“You ready, kid?” I ask, looking back to Pavel.
He nods solemnly.
Belov’s men are visible before we even stop. They aren’t dressed in uniform. They don’t need to be. They stand at corners with rigid posture and blank faces, scanning the street like they already know what to look for. They have the relaxed confidence of men who believe the building behind them cannot be breached.
Sergei lets Pavel out of the car and sends him over to one of the guards. We watch from a short distance, but close enough that we can take him out if he decides to change the script. He’s supposed to tell the guards the truth—he was kidnapped by Viktor Kovalev, and Viktor is on his way to ruin the wedding.
We watch as he gestures dramatically to the guard. My hands stay steady on the wheel. The moment Belov appears, I’ll be ready.
Sergei shifts in his seat. “You need to remember the objective.”
“My objective is her,” I say.
“I meant the method,” he says. “You cannot shoot innocent guests. You cannot lose control.”
“No one at this sham wedding is innocent,” I reply coldly.
I believe that when I say it. I also know there likely are some people in that building who don’t deserve to die. I also know thatmy woman is inside a building full of enemies, who will happily step over her body.
The radio crackles once in my ear. Misha’s voice comes through, clipped and controlled. “Power is ready.”
“Almost there,” I say. “We’re holding for Belov.”
A second later, Belov comes out of the warehouse, looking for Pavel.
Sergei exhales slowly. “Do it,” he tells Misha.
The block goes darker a second later. Not pitch-black, but enough that the venue’s warm glow flickers and dies, leaving only emergency lighting inside. The street lights stay on. The outside cameras lose their feed. Belov’s men react immediately, heads lifting, posture tightening, hands moving closer to jackets.
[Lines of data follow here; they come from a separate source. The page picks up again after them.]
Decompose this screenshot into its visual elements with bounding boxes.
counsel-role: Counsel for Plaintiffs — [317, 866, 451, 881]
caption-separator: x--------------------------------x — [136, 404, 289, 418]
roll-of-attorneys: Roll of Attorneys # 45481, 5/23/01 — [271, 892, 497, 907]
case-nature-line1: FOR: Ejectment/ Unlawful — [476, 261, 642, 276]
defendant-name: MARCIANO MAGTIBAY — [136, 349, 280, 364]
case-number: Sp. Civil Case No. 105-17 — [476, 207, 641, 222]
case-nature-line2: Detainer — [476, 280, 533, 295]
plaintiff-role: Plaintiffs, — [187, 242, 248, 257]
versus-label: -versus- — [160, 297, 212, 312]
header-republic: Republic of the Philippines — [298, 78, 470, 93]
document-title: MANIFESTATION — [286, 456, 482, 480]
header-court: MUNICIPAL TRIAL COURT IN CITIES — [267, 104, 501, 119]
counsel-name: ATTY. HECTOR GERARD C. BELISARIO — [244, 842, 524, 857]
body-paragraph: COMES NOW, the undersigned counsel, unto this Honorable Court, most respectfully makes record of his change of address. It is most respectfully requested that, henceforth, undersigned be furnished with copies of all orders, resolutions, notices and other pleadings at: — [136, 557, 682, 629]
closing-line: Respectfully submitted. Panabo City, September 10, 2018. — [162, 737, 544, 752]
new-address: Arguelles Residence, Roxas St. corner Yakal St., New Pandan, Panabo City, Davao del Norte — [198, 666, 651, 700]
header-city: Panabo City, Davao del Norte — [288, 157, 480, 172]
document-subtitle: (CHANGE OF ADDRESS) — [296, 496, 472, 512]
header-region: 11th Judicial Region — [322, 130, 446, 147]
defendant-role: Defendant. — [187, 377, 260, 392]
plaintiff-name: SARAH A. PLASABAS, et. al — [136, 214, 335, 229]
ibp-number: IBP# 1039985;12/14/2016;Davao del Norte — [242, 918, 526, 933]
That’s the moment the first shots hit, but they’re not ours. Belov has shooters posted, and he doesn’t hesitate. He fires toward the side street where he thinks the threat is coming from. He wants to pin us before we can get close. His men fan out and start moving with purpose.
He’s good, but not good enough.
Sergei leans forward. “Now.”
I drive straight at the front barricade.
Belov’s men aren’t expecting that. They’re expecting us to come in cautiously, to test the perimeter, to hesitate because there are civilians and guests. They’re expecting a standoff. They’re expecting diplomacy.
I don’t slow. The car hits the first barrier and the metal scrapes under the tires. A guard jumps aside at the last possible second.The second guard tries to raise his gun. Sergei leans out the window and puts him down with two clean shots before the man can fire.
The sound of gunfire triggers panic inside. I can see silhouettes shifting behind the windows and people turning toward exits. I can see the illusion of a wedding collapsing into exactly what it always was: a staged event built on blood.
I slam the car to a stop at an angle that gives us cover.
The air smells like salt and oil and exhaust. My pulse is steady. My mind is not.
“Stay tight,” Sergei tells the men behind us over comms. “Do not spray rounds. You fire only when you have a target. Confirm before you pull the trigger.”
Everyone answers him. Everyone knows Sergei’s discipline is the only way we’ll survive long enough to reach her.
I step out and move fast, using the car as a shield. Bullets crack into the metal, sharp and close. One hits the windshield and the glass spiderwebs across the surface. Another pings off the doorframe near my shoulder. Belov’s men are already repositioning, trying to create crossfire.
I don’t give them time. I take the first man down with a shot to the throat. He drops without a sound. The second man tries to duck behind a concrete post. I put one round into his chest, then one into his head when he tries to recover.
My men move behind me in tight formation. They don’t bunch up. They don’t hesitate. They keep the angles covered.
The side entrance bursts open across the lot as Misha’s team hits it. Smoke blooms from the doorway, not from fire, but from acanister meant to disrupt sightlines. It’s not for theatrics. It’s for speed.